This is a library of Python 3 implementations made by myself in order to practise numerical algorithms, this modules are intended to show a good approach to the problem as simple as possible without fancies detections (in general). There are three different possible implementations: Standalone Python 3 denoted by (PYT), Python 3 C API (CPY) and Python-Fortran wrapper (F90).
- arr_XiYo : CPY only, a C API wrapper for Python 3 that allows to parse PyList to C arrays, do the treatment and return. Templates. It consists on 4 modules depending of number of inputs and outputs
- arr_siso : SISO, Single Input Single Output. Only one list as input, only one list as output.

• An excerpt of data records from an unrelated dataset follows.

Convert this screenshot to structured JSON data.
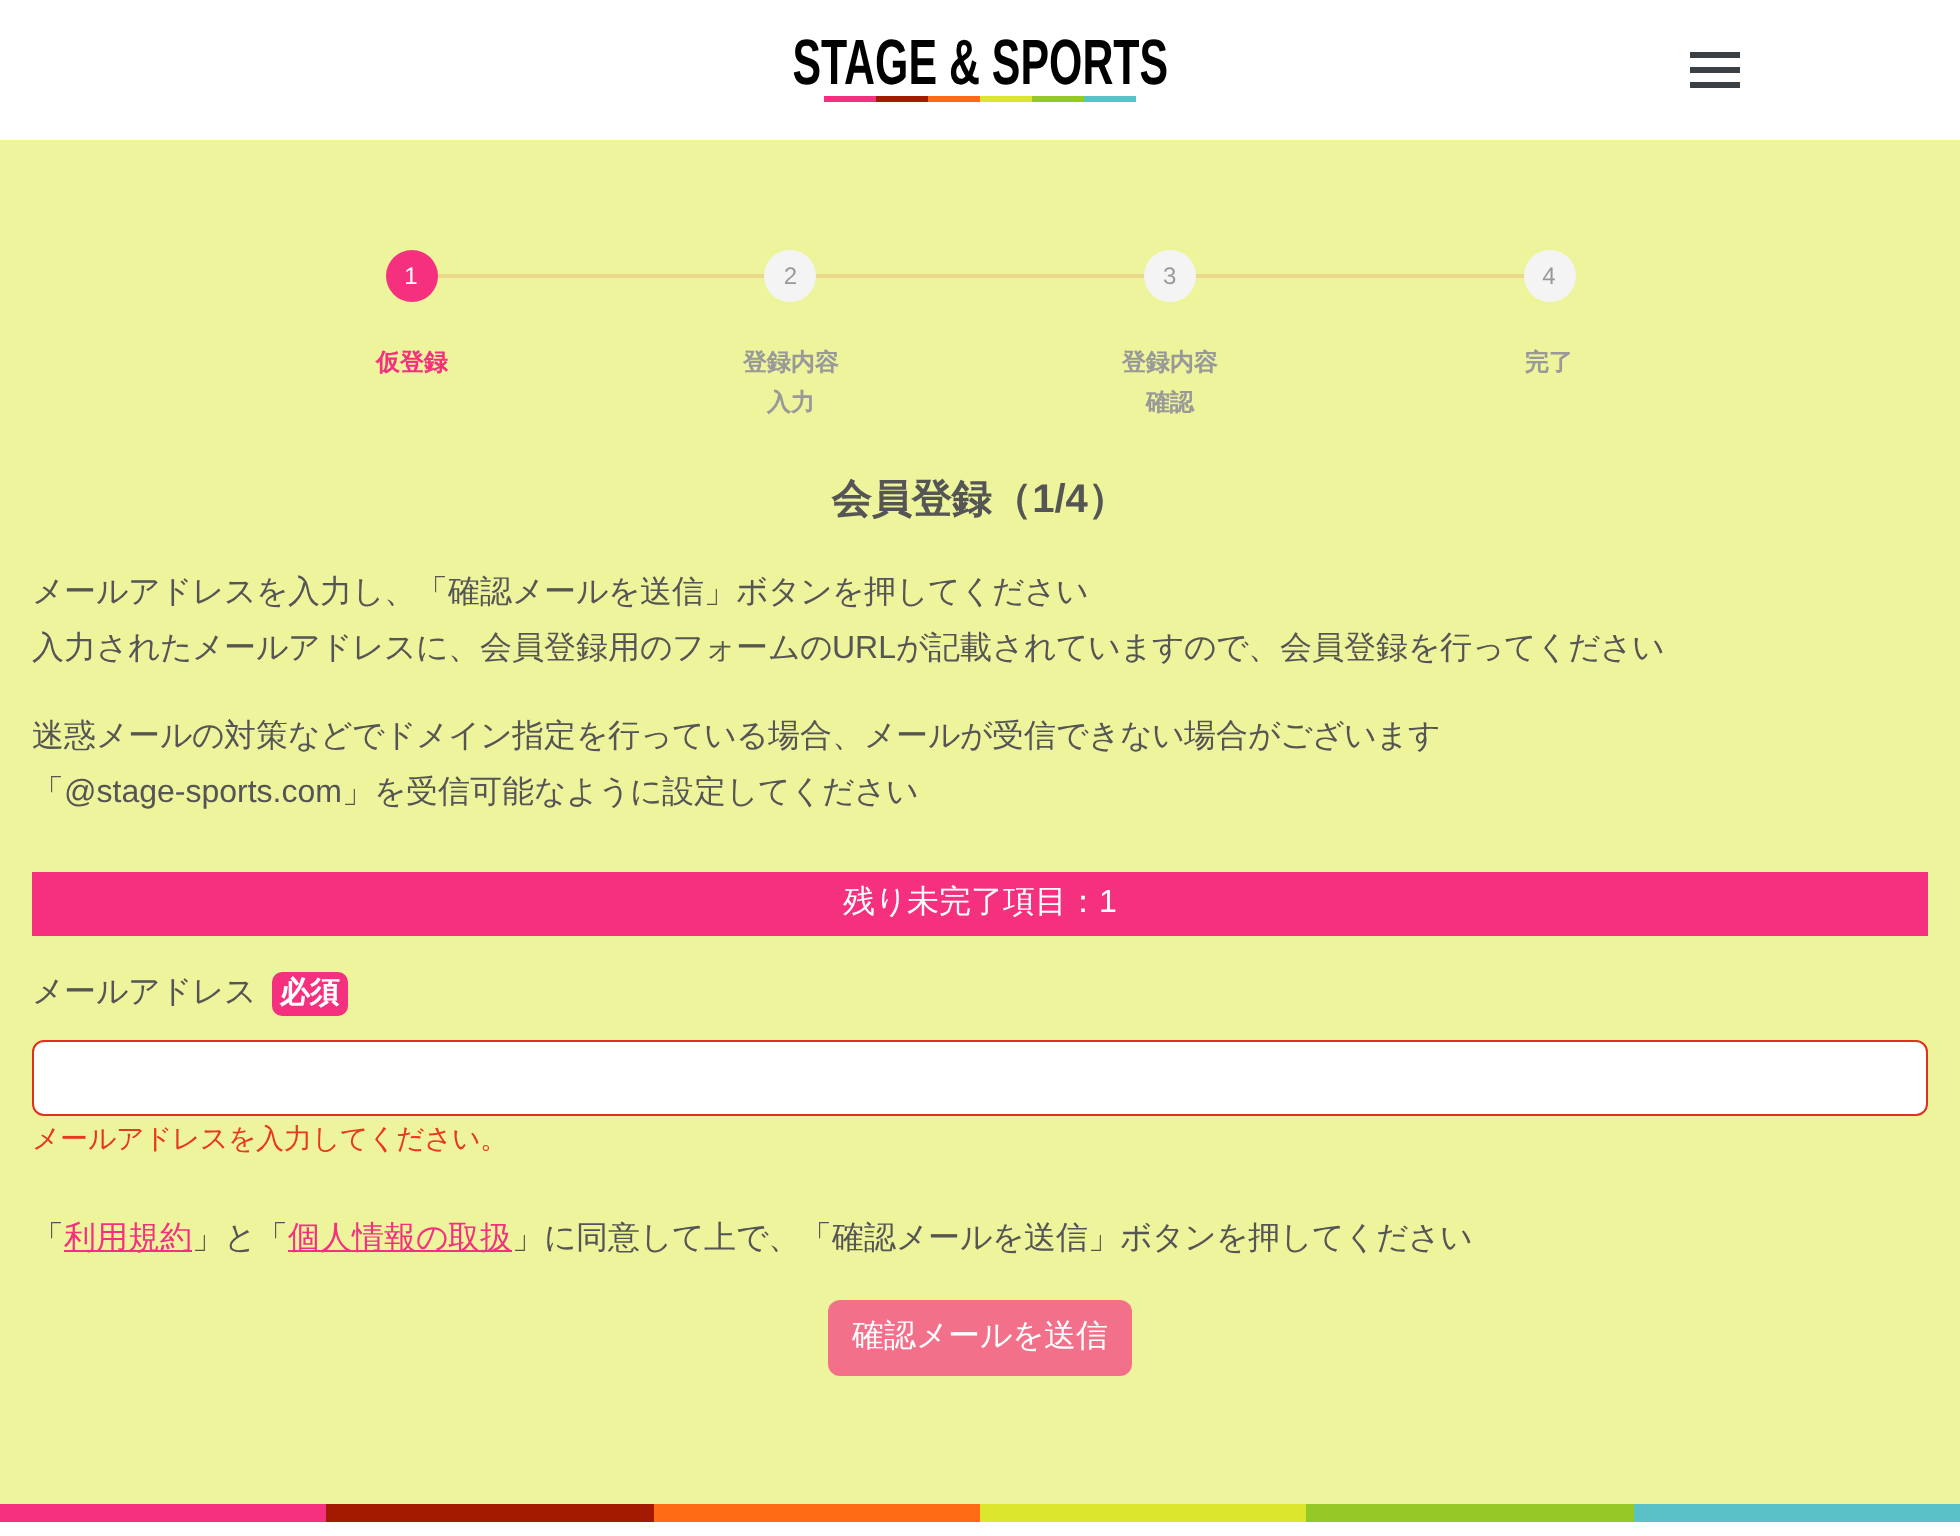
{
  "header": {
    "logo": "STAGE & SPORTS"
  },
  "steps": [
    {
      "number": "1",
      "label": "仮登録",
      "selected": true
    },
    {
      "number": "2",
      "label": "登録内容入力",
      "selected": false
    },
    {
      "number": "3",
      "label": "登録内容確認",
      "selected": false
    },
    {
      "number": "4",
      "label": "完了",
      "selected": false
    }
  ],
  "title": "会員登録（1/4）",
  "intro": [
    "メールアドレスを入力し、「確認メールを送信」ボタンを押してください",
    "入力されたメールアドレスに、会員登録用のフォームのURLが記載されていますので、会員登録を行ってください"
  ],
  "notice": [
    "迷惑メールの対策などでドメイン指定を行っている場合、メールが受信できない場合がございます",
    "「@stage-sports.com」を受信可能なように設定してください"
  ],
  "remaining_banner": "残り未完了項目：1",
  "email_field": {
    "label": "メールアドレス",
    "badge": "必須",
    "invalid": true,
    "error": "メールアドレスを入力してください。"
  },
  "agreement": [
    {
      "kind": "text",
      "text": "「"
    },
    {
      "kind": "link",
      "text": "利用規約"
    },
    {
      "kind": "text",
      "text": "」と「"
    },
    {
      "kind": "link",
      "text": "個人情報の取扱"
    },
    {
      "kind": "text",
      "text": "」に同意して上で、「確認メールを送信」ボタンを押してください"
    }
  ],
  "submit_button": {
    "label": "確認メールを送信",
    "disabled": true
  }
}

- arr_simo : SIMO, Single Input Multiple Output. Only one list as input, more than one lists as output.
- arr_miso : MISO, Multiple Input Single Output. More than one lists as input, only one list as output.
- arr_mimo : MIMO, Multiple Input Multiple Output. More than one lists as input, more than one lists as output.
- intsm_ue : Simpson integration method for a non-uniform mesh of 1D set of data X,Y.
- inttp_ue : Trapezoidal integration method for a non-uniform mesh of 1D set of data X,Y.
- mxinv_gj : Matrix inversion using Gauss-Jordan pivoting algorithm. Pass the square matrix A as argument to return A⁻¹.
- rtf1d_mu : Root Finding 1D class storing f(x) function to root and optionally dfdx(x) for Newton-Raphson, then calling the different methods (bisection, secant, regulafalsi, ridders, brent, newtonraphson) returns the x0 which f(x0)=0.
- slesv_tr : system of linear equations solver for tridiagonal matrix of coefficients.
- slesv_pt : system of linear equations solver for pentadiagonal matrix of coefficients.
- inpsp_cX : Interpolation with cubic splines
- bvp2o1d1euei_fd1 : BVP (Boundary Value Problem) solver for second order differential equations of the form y'' = f(y,x) (no y' term).
- bvp2o1d1euec_diffusion : BVP (Boundary Value Problem) solver for second order differential equations - d/dx ( D(x) * dy/dx ) + K(x) y(x) = q(x), diffusion equation.